“Rb+ occlusion in the H+/K+-ATPase from gastric vesicles”

SPIAGGI ALEJANDRO; ROLANDO ROSSI; MÓNICA R. MONTES

Salta

Congreso; 3rd Latin American Protein Society Meeting; 2010

Socieda latinoamerican de Proteínas

Despite its similarity with the Na+/K+‑ATPase, it has not been possible so far to isolate a K+-occluded state in the H+/K+‑ATPase at room temperature1. We report here results on the time course of formation of a state containing occluded Rb+ (as surrogate for K+) in H+/K+‑ATPase from gastric vesicles at 25 ºC. Alamethicin (a pore-forming peptide) showed to be a suitable agent to open vesicles, allowing a more efficient removal of Rb+ ions from the intravesicular medium than C12E8 (a non-ionic detergent). In the presence of vanadate and Mg2+, the time course of [86Rb]Rb+ uptake displayed a fast phase due to Rb+ occlusion.
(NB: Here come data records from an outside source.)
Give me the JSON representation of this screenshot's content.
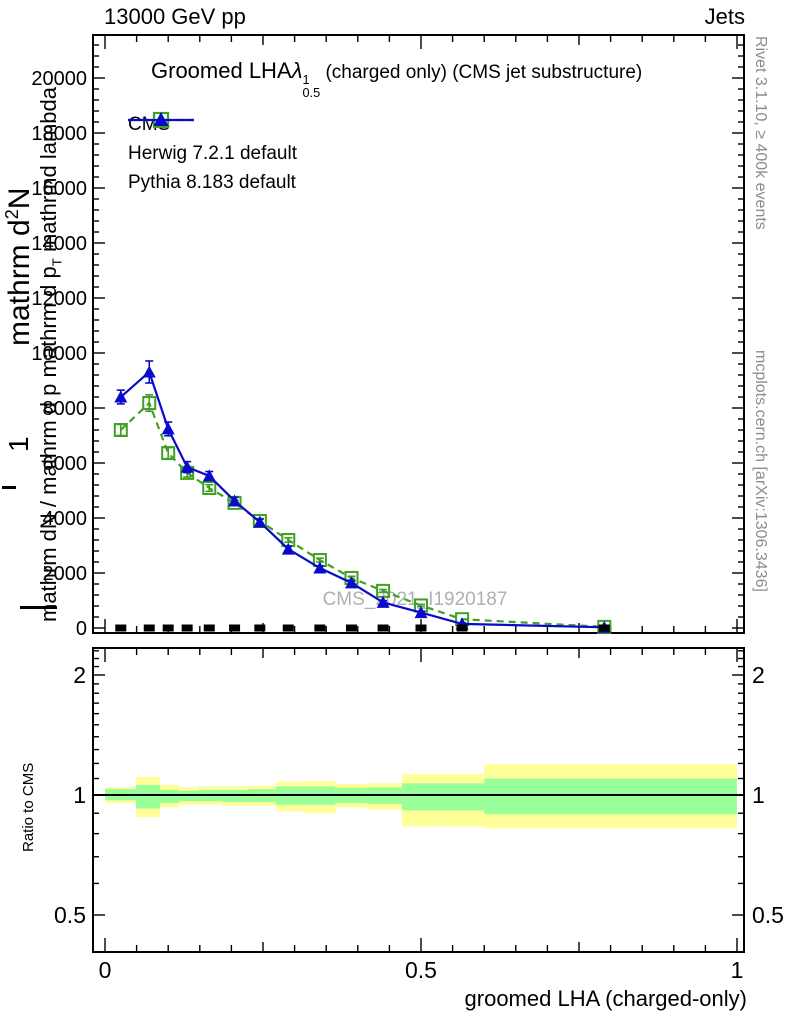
{
  "header": {
    "beam": "13000 GeV pp",
    "tag": "Jets"
  },
  "main_panel": {
    "title_main": "Groomed LHA",
    "title_lambda": "λ",
    "title_sup": "1",
    "title_sub": "0.5",
    "title_rest": " (charged only) (CMS jet substructure)",
    "watermark": "CMS_2021_I1920187",
    "ylabel_outer_pre": "mathrm d",
    "ylabel_outer_sup": "2",
    "ylabel_outer_post": "N",
    "ylabel_one": "1",
    "ylabel_inner_pre": "mathrm dN / mathrm d p mathrm d p",
    "ylabel_inner_sub": "T",
    "ylabel_inner_post": " mathrmd lambda"
  },
  "legend": [
    {
      "label": "CMS",
      "marker": "square-filled",
      "color": "#000000",
      "line": "none"
    },
    {
      "label": "Herwig 7.2.1 default",
      "marker": "square-open",
      "color": "#3fa024",
      "line": "dashed"
    },
    {
      "label": "Pythia 8.183 default",
      "marker": "triangle-filled",
      "color": "#0a0acd",
      "line": "solid"
    }
  ],
  "ratio_panel": {
    "ylabel": "Ratio to CMS"
  },
  "x_axis": {
    "label": "groomed LHA (charged-only)"
  },
  "right_margin": {
    "top": "Rivet 3.1.10, ≥ 400k events",
    "bottom": "mcplots.cern.ch [arXiv:1306.3436]"
  },
  "colors": {
    "pythia_blue": "#0a0acd",
    "herwig_green": "#3fa024",
    "cms_black": "#000000",
    "band_yellow": "#ffff99",
    "band_green": "#99ff99",
    "watermark_gray": "#b0b0b0",
    "side_text_gray": "#8c8c8c"
  },
  "chart_data": {
    "type": "line",
    "title": "Groomed LHA lambda^1_0.5 (charged only) (CMS jet substructure)",
    "xlabel": "groomed LHA (charged-only)",
    "ylabel": "mathrm dN / mathrm d p mathrm d p_T mathrmd lambda",
    "xlim": [
      0,
      1
    ],
    "ylim": [
      0,
      21600
    ],
    "grid": false,
    "legend_position": "top-left",
    "x": [
      0.025,
      0.07,
      0.1,
      0.13,
      0.165,
      0.205,
      0.245,
      0.29,
      0.34,
      0.39,
      0.44,
      0.5,
      0.565,
      0.79
    ],
    "series": [
      {
        "name": "CMS",
        "marker": "square-filled",
        "color": "#000000",
        "values": [
          0,
          0,
          0,
          0,
          0,
          0,
          0,
          0,
          0,
          0,
          0,
          0,
          0,
          0
        ]
      },
      {
        "name": "Herwig 7.2.1 default",
        "marker": "square-open",
        "color": "#3fa024",
        "dashed": true,
        "values": [
          7200,
          8180,
          6360,
          5640,
          5090,
          4550,
          3890,
          3200,
          2470,
          1820,
          1350,
          820,
          320,
          40
        ],
        "errors": [
          200,
          300,
          200,
          150,
          120,
          100,
          90,
          80,
          70,
          60,
          50,
          40,
          30,
          15
        ]
      },
      {
        "name": "Pythia 8.183 default",
        "marker": "triangle-filled",
        "color": "#0a0acd",
        "dashed": false,
        "values": [
          8400,
          9310,
          7240,
          5850,
          5530,
          4620,
          3850,
          2870,
          2180,
          1640,
          930,
          560,
          150,
          25
        ],
        "errors": [
          250,
          400,
          250,
          200,
          160,
          130,
          110,
          95,
          80,
          70,
          60,
          50,
          40,
          20
        ]
      }
    ],
    "y_ticks_major": [
      0,
      2000,
      4000,
      6000,
      8000,
      10000,
      12000,
      14000,
      16000,
      18000,
      20000
    ],
    "y_minor_step": 400,
    "x_ticks_major": [
      0,
      0.5,
      1
    ],
    "x_tick_labels": [
      "0",
      "0.5",
      "1"
    ],
    "x_ticks_mid": [
      0.25,
      0.75
    ],
    "x_minor_step": 0.05,
    "ratio": {
      "ylog": true,
      "ylim": [
        0.404,
        2.34
      ],
      "yticks_major": [
        2,
        1,
        0.5
      ],
      "ytick_labels": [
        "2",
        "1",
        "0.5"
      ],
      "yticks_minor": [
        0.4,
        0.6,
        0.7,
        0.8,
        0.9,
        1.1,
        1.2,
        1.3,
        1.4,
        1.5,
        1.6,
        1.7,
        1.8,
        1.9,
        2.1,
        2.2,
        2.3
      ],
      "reference_line": 1,
      "bin_edges": [
        0,
        0.049,
        0.087,
        0.117,
        0.148,
        0.186,
        0.226,
        0.27,
        0.316,
        0.365,
        0.415,
        0.47,
        0.535,
        0.6,
        1.0
      ],
      "yellow_band": [
        [
          0.955,
          1.045
        ],
        [
          0.88,
          1.11
        ],
        [
          0.93,
          1.06
        ],
        [
          0.945,
          1.045
        ],
        [
          0.945,
          1.05
        ],
        [
          0.94,
          1.05
        ],
        [
          0.94,
          1.055
        ],
        [
          0.91,
          1.08
        ],
        [
          0.9,
          1.085
        ],
        [
          0.93,
          1.065
        ],
        [
          0.92,
          1.07
        ],
        [
          0.835,
          1.13
        ],
        [
          0.835,
          1.13
        ],
        [
          0.825,
          1.195
        ]
      ],
      "green_band": [
        [
          0.97,
          1.035
        ],
        [
          0.925,
          1.06
        ],
        [
          0.955,
          1.03
        ],
        [
          0.965,
          1.025
        ],
        [
          0.965,
          1.03
        ],
        [
          0.96,
          1.03
        ],
        [
          0.96,
          1.035
        ],
        [
          0.945,
          1.05
        ],
        [
          0.945,
          1.05
        ],
        [
          0.955,
          1.04
        ],
        [
          0.95,
          1.045
        ],
        [
          0.915,
          1.07
        ],
        [
          0.915,
          1.07
        ],
        [
          0.895,
          1.1
        ]
      ]
    }
  }
}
The specific inhibitor of the H+/K+‑ATPase SCH280802 significantly reduces the amount of Rb+ occluded in the vanadate- H+/K+‑ATPase complex. Occluded Rb+ varies with [Rb+] according to a hyperbolic function with K0.5 = 0.29 ± 0.06 mM. The complex between the Rb+-occluded state and vanadate proved to be very stable even after removal of free Mg2+ with EDTA. Our results at 25 ºC yield a stoichiometry lower than one occluded Rb+ per phosphorylation site but this value increases at 4 ºC, which might be explained assuming that, unlike for the Na+/K+‑ATPase, Mg2+-vanadate is unable to recruit all the Rb+-bound to the Rb+-occluded form of the Rb+-vanadate- H+/K+‑ATPase complex.     References: 1. I.M. Glynn and S.J.D. Karlish, Annu. Rev. Biochem., 59  171-205 (1990). 2. J. Mendlein and G. Sachs, J. Biol. Chem., 265(9) 5030-5036 (1990).   With grants from ANPCyT, CONICET and University of Buenos Aires.